Mazur manifold

In differential topology, a branch of mathematics, a Mazur manifold is a contractible, compact, smooth 4-dimensional manifold which is not diffeomorphic to the standard 4-ball. The boundary of a Mazur manifold is necessarily a homology 3-sphere.

Frequently the term Mazur manifold is restricted to a special class of the above definition: 4-manifolds that have a handle decomposition containing exactly three handles: a single 0-handle, a single 1-handle and single 2-handle. This is equivalent to saying the manifold must be of the form $S^1 \times D^3$ union a 2-handle. An observation of Mazur's shows that the double of such manifolds is diffeomorphic to S⁴ with the standard smooth structure.

Some properties

In general the double of a Mazur manifold is a homotopy 4-sphere, thus such manifolds are a source of possible counter-examples to the smooth Poincare conjecture in dimension 4.

History

Barry Mazur ^[1] gave the first example of such manifolds. He showed that the Brieskorn homology sphere Σ(2,5,7) is the boundary of a contractible 4-manifold. His results were later generalized by Kirby, Akbulut, Casson, Harer and Stern. ^{[2] [3] [4] [5]}

Mazur manifolds have been used by Fintushel and Stern ^[6] to construct exotic actions of a group of order 2 on the 4-sphere.

Mazur's discovery was something of a surprise for several reasons:

• Every homology sphere in dimension $n \geq 5$ bounds a contractible manifold. This follows from the work of Kervaire ^[7] and the h-cobordism theorem. Every homology 4-sphere bounds a contractible 5-manifold (also by Kervaire). Moreover, not every homology 3-sphere bounds a contractible 4-manifold. For example, the Poincare homology sphere does not bound a contractible manifold because the Rochlin invariant provides an obstruction.

• The H-cobordism Theorem implies that, at least in dimensions $n \geq 6$ there is a unique contractible n-manifold with simply-connected boundary, where uniqueness is up to diffeomorphism. This manifold is the unit ball Dⁿ. It's an open problem as to whether or not D⁵ admits an exotic smooth structure, but by the h-cobordism theorem, such an exotic smooth structure, if it exists, must restrict to an exotic smooth structure on S⁴. Whether or not S⁴ admits an exotic smooth structure is equivalent to another open problem, the smooth Poincare conjecture in dimension four.

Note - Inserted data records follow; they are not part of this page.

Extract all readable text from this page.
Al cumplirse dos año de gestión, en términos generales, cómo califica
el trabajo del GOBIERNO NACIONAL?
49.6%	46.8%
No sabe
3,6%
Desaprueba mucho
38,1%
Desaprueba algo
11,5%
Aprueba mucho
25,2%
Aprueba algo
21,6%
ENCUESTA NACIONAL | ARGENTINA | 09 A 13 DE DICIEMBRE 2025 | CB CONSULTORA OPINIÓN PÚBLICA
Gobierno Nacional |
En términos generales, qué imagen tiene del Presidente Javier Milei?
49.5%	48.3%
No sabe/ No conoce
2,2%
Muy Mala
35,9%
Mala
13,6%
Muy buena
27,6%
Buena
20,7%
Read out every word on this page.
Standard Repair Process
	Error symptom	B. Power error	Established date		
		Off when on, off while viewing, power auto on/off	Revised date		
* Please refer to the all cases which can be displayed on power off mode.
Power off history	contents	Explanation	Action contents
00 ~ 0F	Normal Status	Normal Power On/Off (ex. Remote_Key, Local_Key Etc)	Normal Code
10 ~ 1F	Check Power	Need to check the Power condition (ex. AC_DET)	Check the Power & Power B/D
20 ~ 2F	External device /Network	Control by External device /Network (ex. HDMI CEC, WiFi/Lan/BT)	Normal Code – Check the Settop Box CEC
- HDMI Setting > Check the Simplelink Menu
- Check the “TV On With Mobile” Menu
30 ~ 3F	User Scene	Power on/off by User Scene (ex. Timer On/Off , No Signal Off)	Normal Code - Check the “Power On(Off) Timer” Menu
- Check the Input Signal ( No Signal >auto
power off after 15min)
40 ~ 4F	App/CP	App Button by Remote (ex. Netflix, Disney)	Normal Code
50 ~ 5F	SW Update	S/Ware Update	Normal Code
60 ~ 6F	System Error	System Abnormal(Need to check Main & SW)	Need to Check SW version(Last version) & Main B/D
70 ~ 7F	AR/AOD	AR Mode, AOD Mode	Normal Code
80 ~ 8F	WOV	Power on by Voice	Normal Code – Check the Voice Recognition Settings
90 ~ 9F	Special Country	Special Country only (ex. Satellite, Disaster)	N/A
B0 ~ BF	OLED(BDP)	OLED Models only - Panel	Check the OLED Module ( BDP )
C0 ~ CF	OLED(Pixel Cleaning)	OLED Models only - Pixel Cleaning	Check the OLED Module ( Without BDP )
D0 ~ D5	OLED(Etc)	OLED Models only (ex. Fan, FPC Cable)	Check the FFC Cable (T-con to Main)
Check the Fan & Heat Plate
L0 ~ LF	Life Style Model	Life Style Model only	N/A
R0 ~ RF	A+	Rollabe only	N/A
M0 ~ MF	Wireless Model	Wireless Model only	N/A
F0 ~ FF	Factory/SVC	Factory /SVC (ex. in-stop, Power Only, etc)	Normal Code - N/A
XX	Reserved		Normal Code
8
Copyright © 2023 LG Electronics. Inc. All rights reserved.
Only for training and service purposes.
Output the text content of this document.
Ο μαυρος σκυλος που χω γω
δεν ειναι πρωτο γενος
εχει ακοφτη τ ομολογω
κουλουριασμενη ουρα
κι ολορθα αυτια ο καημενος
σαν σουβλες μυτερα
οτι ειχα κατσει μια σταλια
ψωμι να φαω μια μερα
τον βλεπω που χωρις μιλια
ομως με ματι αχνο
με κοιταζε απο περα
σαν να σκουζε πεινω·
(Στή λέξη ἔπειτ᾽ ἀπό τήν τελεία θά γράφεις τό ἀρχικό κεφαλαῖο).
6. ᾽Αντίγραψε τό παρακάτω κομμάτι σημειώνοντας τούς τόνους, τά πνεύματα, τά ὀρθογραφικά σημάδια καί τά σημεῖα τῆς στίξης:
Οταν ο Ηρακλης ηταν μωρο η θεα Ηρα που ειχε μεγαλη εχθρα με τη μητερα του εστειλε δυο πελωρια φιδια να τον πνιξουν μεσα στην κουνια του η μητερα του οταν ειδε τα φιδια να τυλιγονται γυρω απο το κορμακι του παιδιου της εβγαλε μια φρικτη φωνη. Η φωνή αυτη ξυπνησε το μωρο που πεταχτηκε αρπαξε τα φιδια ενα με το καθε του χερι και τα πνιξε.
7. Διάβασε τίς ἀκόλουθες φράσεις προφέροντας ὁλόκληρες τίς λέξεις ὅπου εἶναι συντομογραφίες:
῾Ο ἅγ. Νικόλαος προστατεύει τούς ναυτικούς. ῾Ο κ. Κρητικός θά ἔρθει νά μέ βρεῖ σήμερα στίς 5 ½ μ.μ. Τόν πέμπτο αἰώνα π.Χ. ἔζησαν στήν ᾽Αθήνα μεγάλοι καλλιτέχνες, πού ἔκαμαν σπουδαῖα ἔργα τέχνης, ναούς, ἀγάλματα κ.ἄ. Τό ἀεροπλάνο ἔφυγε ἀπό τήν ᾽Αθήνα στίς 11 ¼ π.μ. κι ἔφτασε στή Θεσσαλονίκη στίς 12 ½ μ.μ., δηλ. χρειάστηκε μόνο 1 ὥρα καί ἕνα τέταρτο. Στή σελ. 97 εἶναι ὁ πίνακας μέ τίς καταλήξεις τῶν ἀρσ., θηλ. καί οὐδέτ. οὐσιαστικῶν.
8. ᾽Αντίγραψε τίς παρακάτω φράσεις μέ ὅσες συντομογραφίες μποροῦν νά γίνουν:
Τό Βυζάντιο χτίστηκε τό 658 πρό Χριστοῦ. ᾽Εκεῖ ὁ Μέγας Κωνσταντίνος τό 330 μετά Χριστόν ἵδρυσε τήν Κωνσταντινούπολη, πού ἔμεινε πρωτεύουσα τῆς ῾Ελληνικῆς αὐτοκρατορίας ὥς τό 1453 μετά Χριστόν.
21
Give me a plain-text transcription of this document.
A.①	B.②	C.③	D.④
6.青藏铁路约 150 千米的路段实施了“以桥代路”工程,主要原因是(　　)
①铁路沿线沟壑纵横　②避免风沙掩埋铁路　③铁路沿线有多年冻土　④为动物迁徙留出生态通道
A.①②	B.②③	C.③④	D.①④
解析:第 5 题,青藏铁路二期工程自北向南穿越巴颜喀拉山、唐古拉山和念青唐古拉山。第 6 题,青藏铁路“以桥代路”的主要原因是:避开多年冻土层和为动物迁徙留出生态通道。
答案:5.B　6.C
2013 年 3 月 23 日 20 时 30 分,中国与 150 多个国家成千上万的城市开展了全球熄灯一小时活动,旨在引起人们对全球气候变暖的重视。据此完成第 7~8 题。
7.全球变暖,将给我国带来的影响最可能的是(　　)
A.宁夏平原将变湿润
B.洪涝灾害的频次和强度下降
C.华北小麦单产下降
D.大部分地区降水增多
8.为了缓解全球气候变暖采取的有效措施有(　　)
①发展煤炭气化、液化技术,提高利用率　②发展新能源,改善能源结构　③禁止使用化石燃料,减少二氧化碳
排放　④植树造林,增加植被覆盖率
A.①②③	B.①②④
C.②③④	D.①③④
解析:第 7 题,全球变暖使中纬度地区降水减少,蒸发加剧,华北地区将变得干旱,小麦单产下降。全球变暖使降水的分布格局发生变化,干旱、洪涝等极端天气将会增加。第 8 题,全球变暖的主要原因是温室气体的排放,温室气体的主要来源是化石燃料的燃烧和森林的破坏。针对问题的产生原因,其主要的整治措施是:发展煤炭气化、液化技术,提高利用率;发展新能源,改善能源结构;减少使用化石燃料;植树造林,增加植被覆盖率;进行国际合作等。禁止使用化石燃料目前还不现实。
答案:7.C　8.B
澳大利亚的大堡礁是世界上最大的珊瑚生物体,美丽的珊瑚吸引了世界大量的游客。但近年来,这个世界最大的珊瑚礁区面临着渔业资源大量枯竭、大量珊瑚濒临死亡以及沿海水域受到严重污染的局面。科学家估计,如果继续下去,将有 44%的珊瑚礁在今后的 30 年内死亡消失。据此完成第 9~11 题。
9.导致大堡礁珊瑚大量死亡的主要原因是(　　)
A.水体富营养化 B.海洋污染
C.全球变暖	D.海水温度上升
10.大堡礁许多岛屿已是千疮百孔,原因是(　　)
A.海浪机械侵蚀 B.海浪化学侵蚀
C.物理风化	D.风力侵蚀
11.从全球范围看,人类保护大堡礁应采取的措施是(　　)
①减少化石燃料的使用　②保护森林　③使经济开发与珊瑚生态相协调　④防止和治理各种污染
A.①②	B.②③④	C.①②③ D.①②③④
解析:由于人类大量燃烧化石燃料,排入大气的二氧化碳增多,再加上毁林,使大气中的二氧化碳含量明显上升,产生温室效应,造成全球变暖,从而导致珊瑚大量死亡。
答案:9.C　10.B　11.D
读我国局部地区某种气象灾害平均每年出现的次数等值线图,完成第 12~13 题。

Whether or not D⁴ admits an exotic smooth structure is another open problem, closely linked to the Schoenflies problem in dimension four.

Mazur's Observation

Let M be the Mazur manifold, constructed as $S^1 \times D^3$ union a 2-handle. Here is a sketch of Mazur's argument that the double of such a Mazur manifold is S⁴. $M \times [0,1]$ is a contractible 5-manifold constructed as $S^1 \times D^4$ union a 2-handle. The 2-handle can be unknotted since the attaching map is a framed knot in the 4-manifold $S^1 \times S^3$. So $S^1 \times D^4$ union the 2-handle is diffeomorphic to D⁵. The boundary of D⁵ is S⁴. But the boundary of $M \times [0,1]$ is the double of M.

References

1. ^ Mazur, Barry A note on some contractible $4$-manifolds. Ann. of Math. (2) 73 1961 221--228.
2. ^ S.Akbulut, R.Kirby, "Mazur manifolds," Michigan Math. J. 26 (1979), 259--284.
3. ^ A.Casson, J.Harer, "Some homology lens spaces which bound rational homology balls." Pacific. J. Math. Vol 96, No 1, (1981) 23–36.
4. ^ H.Fickle, "Knots, Z-Homology 3-spheres and contractible 4-manifolds," pp. 467--493, Houston J. Math. Vol 10, No. 4 (1984).
5. ^ R.Stern,"Some Brieskorn spheres which bound contractible manifolds," Notices Amer. Math. Soc 25 (1978), A448.
6. ^ Fintushel, Ronald; Stern, Ronald J. An exotic free involution on $S^{4}$. Ann. of Math. (2) 113 (1981), no. 2, 357--365.
7. ^ Kervaire, Michel A. Smooth homology spheres and their fundamental groups. Trans. Amer. Math. Soc. 144 1969 67--72.